Движения были лишены всякой воли: размеренные, заученные, рабские. Грубый холст платья, выданного ей, натирал кожу выше колен, оставляя красные, воспаленные полосы. Каждый мускул в пояснице кричал от протеста, выстроившись в одну напряженную, гудящую струну. Но останавливаться было непозволительно. Остановка означала бы признание – признание боли, тяжести, а значит, даровала бы ему еще одну крохотную победу. Потому тряпка без устали водила по мрамору, выписывая бессмысленные, бесконечные круги, втирая в камень запах хлорки, который давно вытеснил из обоняния все другие запахи мира. Даже запах страха.
Особняк дышал чужим, враждебным дыханием, где-то далеко, за тяжелыми дубовыми дверями гостиной, доносились приглушенные голоса, мужской смех, лязг стекла о стекло. Они пили, постоянно пили. Дорогой виски отца из хрустальных графинов матери. Этот звук стал саундтреком нового существования – вечным праздником победителей на костях побежденных.
Взгляд сосредоточился на узоре мрамора. «Арабескато…» – прошептала беззвучно, одними губами. Итальянская разновидность, добываемая в карьере близ Каррары. Белый фон, прожилки приглушенного серого и едва уловимое, словно призрак, мерцание золота. Отец выбирал его лично, говорил, что это – застывшее небо перед грозой. И вот, она водила по этому небу мокрой тряпкой, и казалось, что стирает звезды, стирает саму память о почившем доне Коста. Распухшие от воды пальцы наткнулись на едва заметную щербинку, небольшую трещинку, в которую всегда забивалась грязь. Ледяной укол пронзил воспоминание – резкий и безжалостный.
Ариэль неслась на роликах по отполированному до зеркального блеска полу, раскинув руки, словно птица. Девять лет, и весь мир лежал у ног, сияющий и принадлежащий ей. Крик восторга застрял в горле, когда колесо зацепилось за край ковра. Неловкое падение, скрежет, от которого заныли зубы, резкая боль в колене. И этот звук – ужасный, необратимый звук раскалывающегося камня. Лежала, боясь пошевелиться, глядя на зияющую трещину в идеальном мраморе, и ждала гнева. Ждала, что сейчас прибегут охранники, служанки, что отец… Но отец подошел не спеша, опустился на корточки, и дорогие туфли оказались на одном уровне с заплаканными глазами. Он не смотрел на пол, смотрел на свою любимую дочь, которая заменила ему все радости жизни, которые он на мгновение потерял из-за смерти жены при родах. Большие, теплые руки подхватили, подняли на ноги.

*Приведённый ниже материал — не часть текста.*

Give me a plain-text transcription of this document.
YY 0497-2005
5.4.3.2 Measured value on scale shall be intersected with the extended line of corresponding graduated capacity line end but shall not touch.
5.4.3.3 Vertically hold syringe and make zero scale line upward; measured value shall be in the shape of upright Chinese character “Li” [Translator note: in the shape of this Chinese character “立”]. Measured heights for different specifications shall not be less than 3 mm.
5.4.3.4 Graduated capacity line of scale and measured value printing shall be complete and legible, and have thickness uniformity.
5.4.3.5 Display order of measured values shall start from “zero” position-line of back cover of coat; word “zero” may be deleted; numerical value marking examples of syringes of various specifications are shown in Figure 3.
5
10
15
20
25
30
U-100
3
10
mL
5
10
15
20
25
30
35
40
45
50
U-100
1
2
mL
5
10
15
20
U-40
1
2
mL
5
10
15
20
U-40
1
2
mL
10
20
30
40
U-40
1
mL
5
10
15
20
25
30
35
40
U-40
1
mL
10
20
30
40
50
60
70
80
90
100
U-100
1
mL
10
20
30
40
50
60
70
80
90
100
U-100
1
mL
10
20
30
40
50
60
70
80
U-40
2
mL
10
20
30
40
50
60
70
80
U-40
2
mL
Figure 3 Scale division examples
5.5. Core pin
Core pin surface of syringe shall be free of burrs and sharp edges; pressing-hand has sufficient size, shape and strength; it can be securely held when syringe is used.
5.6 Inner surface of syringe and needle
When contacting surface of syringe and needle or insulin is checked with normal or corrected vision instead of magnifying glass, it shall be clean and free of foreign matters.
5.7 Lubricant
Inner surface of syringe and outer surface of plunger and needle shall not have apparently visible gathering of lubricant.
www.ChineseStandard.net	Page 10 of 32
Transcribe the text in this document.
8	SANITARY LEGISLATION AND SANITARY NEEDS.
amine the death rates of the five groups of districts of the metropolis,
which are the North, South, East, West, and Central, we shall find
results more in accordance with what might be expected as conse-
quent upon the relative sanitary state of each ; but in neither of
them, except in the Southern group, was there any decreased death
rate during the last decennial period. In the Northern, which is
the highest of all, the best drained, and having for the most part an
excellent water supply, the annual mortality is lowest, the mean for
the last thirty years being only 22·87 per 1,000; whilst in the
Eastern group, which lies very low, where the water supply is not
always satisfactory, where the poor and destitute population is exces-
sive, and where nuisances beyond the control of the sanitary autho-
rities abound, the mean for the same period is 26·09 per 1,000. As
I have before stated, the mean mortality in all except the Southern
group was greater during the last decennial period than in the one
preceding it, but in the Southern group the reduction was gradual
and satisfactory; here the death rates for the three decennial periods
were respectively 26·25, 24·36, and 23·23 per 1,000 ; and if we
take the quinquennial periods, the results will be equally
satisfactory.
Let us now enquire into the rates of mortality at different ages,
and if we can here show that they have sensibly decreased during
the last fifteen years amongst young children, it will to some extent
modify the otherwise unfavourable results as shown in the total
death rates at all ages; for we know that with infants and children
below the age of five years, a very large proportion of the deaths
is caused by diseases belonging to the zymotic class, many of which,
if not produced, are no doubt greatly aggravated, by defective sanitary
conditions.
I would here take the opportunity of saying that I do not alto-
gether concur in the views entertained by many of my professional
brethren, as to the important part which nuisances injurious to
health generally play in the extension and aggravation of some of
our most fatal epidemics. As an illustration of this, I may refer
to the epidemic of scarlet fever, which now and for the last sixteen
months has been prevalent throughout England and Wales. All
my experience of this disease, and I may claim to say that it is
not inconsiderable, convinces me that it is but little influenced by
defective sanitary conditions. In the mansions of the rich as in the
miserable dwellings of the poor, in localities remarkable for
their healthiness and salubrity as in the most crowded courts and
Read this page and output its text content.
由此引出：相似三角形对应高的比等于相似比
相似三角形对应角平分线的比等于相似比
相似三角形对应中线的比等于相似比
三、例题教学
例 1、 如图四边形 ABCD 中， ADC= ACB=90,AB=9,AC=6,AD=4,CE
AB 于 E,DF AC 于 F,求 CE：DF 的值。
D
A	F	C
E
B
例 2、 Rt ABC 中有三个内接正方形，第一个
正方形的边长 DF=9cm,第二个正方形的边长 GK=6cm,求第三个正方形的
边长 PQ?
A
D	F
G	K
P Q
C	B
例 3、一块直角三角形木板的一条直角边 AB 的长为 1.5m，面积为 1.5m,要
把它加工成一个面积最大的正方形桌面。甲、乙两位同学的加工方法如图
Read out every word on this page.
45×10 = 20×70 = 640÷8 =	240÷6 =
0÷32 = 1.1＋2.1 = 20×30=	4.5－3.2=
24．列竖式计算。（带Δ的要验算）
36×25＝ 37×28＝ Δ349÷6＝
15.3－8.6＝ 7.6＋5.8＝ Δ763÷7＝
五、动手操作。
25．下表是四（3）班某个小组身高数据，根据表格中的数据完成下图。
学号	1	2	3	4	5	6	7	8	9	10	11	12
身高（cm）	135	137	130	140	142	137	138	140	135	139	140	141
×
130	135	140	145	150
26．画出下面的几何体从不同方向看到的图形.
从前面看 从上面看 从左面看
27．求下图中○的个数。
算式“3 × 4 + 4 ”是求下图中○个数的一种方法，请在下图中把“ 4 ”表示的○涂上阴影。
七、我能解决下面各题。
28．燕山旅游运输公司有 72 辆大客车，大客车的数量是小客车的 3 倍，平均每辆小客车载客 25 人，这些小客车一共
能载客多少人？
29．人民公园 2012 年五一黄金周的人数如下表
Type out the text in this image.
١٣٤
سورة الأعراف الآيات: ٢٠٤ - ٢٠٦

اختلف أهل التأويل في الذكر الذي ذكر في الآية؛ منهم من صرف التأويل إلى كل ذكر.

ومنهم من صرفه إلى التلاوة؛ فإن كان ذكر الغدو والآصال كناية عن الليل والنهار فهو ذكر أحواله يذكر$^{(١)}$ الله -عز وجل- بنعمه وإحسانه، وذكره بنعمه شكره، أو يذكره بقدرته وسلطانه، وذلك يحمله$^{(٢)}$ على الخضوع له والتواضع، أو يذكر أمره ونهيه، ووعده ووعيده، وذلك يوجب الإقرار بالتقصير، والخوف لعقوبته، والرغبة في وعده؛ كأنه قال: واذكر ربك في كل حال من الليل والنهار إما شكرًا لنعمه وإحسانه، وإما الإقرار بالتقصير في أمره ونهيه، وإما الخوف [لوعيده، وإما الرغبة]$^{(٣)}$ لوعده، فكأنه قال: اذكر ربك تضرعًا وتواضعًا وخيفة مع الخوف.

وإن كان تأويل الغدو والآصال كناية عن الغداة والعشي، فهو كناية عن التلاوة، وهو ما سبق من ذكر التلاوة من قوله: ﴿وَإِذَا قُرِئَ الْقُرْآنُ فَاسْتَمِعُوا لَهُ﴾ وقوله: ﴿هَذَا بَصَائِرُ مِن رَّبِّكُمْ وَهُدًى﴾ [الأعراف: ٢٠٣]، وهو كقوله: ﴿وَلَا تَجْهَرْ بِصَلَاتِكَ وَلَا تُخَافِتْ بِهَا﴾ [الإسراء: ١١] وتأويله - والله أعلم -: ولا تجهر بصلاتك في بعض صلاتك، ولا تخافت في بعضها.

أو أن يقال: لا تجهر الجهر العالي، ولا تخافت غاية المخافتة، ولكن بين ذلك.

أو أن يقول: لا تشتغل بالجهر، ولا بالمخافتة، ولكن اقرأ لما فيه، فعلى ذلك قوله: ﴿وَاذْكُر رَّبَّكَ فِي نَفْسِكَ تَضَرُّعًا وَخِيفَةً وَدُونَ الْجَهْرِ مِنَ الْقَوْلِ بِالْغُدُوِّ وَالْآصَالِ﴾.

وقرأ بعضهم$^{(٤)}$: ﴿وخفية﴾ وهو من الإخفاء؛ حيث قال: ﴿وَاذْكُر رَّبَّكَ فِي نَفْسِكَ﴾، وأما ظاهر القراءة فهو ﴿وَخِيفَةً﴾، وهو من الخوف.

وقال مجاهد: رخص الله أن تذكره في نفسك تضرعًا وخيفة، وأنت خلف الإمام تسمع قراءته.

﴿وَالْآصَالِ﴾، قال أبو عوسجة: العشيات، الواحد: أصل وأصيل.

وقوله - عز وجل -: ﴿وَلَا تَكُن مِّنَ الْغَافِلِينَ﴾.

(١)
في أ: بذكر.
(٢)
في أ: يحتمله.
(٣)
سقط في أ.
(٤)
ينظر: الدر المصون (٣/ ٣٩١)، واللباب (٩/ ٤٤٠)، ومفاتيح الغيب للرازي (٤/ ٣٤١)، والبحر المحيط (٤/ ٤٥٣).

– Ничего, сокровище мое, – голос был спокоен и полон скрытой улыбки. – Ничего, это теперь наша с тобой тайна. Самая дорогая трещина во всем мире. Ты ее сделала, значит, она особенная.
Отец не отругал, просто позвал мастера, который аккуратно заполнил скол прозрачной смолой, и с тех пор только они вдвоем знали, где он находится. Тайна, сокровище.
Теперь же это была просто щель, которую его дочь обязана была каждый день оттирать от грязи.
Возвращение в реальность всегда приходило не через плавный переход, а болезненным толчком. Громкий, развязный смех из-за двери внезапно стал ближе – кто-то вышел в холл. Ариэль съежилась, вжалась в себя, стараясь стать еще меньше, еще незаметнее, сердце заколотилось где-то в горле, глухо и часто, точно птица в клетке. «Призрак, – судорожно пронеслось в сознании. Я призрак. Призраков не замечают. Призраки не существуют».
Тени удалились в сторону бильярдной. Лишь тогда она выдохнула и заметила, как вцепилась в тряпку до побелевших суставов, пришлось с усилием разжать пальцы, заставить себя вывести еще один круг по мрамору. Легкое движение на периферии зрения заставило вновь застыть: не шелохнуться и не поднять головы.
Он пришел – тюремщик.
Ари всегда сперва чувствовала его, только потом видела: в воздухе что-то менялось, сгущалось, наполнялось напряженной, почти стерильной чистотой. Появлялся всегда беззвучно, исчезал так же – тень, отбрасываемая не солнцем, а самой тьмой этого дома. Краем глаза заметила безупречные черные туфли, лишенные даже намека на пыль, идеальные стрелки на брюках из тонкой шерсти, руки, скрещенные на мощной груди. Габриэль Моро: страж, надзиратель, один из солдат её дяди. Он никогда не прислонялся к стенам, не переминался с ноги на ногу, не отвлекался, был воплощением безразличной, абсолютной дисциплины. Часовым, вмурованным в стены этой тюрьмы, когда-то бывшей для Ариэль домом.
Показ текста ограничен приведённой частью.